A few weeks back, Max (student and aspiring mycologist) spent some time preparing jars of rye berries for starting mushrooms, as part of our larger effort to produce planting pots for a coffee farm. We got to try out the new autoclave, which seemed to work well, though it’s noisy and a little startling. Rye berry steam smells wonderful, by the way.
Max returned a few days later to inoculate the jars with a few different kinds of mushrooms.
Fast forward to today. We pasteurized a quantity of rice hulls in a mesh bag in the big kettle…
…then turned them out on a sanitized surface to cool before adding the contents of the three remaining King Oyster mushroom jars we inoculated back in February.
We packed the rice hulls into a form that we ordered from the good folks at Ecovative…
…and into sterilized four inch planting pots from the garden, and (inspired by the work of Corinne Okada Takara) still had enough to fill up the chimpanzee mask that came with the vacuum former.

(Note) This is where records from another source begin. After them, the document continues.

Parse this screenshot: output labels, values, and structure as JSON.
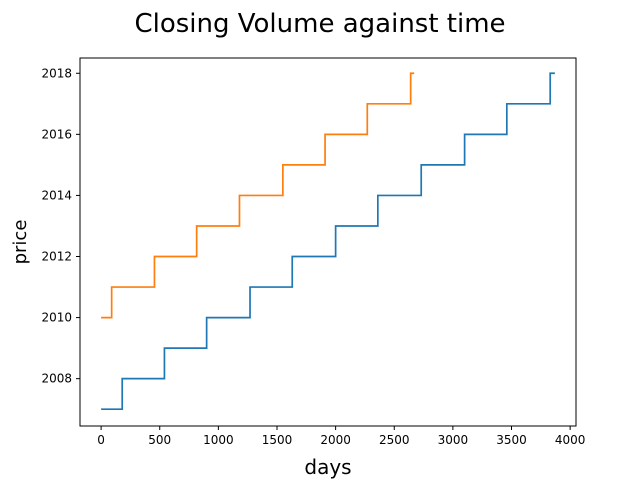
{
  "chart_data": {
    "type": "line",
    "title": "Closing Volume against time",
    "xlabel": "days",
    "ylabel": "price",
    "xlim": [
      -180,
      4050
    ],
    "ylim": [
      2006.45,
      2018.5
    ],
    "x_ticks": [
      0,
      500,
      1000,
      1500,
      2000,
      2500,
      3000,
      3500,
      4000
    ],
    "y_ticks": [
      2008,
      2010,
      2012,
      2014,
      2016,
      2018
    ],
    "grid": false,
    "legend": "none",
    "series": [
      {
        "color": "#1f77b4",
        "x": [
          0,
          180,
          180,
          540,
          540,
          900,
          900,
          1270,
          1270,
          1630,
          1630,
          2000,
          2000,
          2360,
          2360,
          2730,
          2730,
          3100,
          3100,
          3460,
          3460,
          3830,
          3830,
          3870
        ],
        "y": [
          2007,
          2007,
          2008,
          2008,
          2009,
          2009,
          2010,
          2010,
          2011,
          2011,
          2012,
          2012,
          2013,
          2013,
          2014,
          2014,
          2015,
          2015,
          2016,
          2016,
          2017,
          2017,
          2018,
          2018
        ]
      },
      {
        "color": "#ff7f0e",
        "x": [
          0,
          90,
          90,
          455,
          455,
          815,
          815,
          1180,
          1180,
          1550,
          1550,
          1910,
          1910,
          2270,
          2270,
          2640,
          2640,
          2670
        ],
        "y": [
          2010,
          2010,
          2011,
          2011,
          2012,
          2012,
          2013,
          2013,
          2014,
          2014,
          2015,
          2015,
          2016,
          2016,
          2017,
          2017,
          2018,
          2018
        ]
      }
    ]
  }
}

I have been kicking around the idea that we might be able to eliminate forms entirely by using a soil blocker, which is typically used to create planting pots out of soil. As it turns out, rice hulls almost but don’t quite hold together enough. I think the idea has merit, and am eager to try different substrate combinations to see if it might work, which would speed up production of finished pots considerably. One idea would be to inoculate a lot of substrate, and wait for it to begin knitting together with mycelium. Presumably at this point it would be more likely to cohere, and we could then use the soil blocker to compress it into a form. I think it’s worth a shot.
We placed all the filled forms in sterile containers, and we hope to see signs of mycelium growth in the next little bit.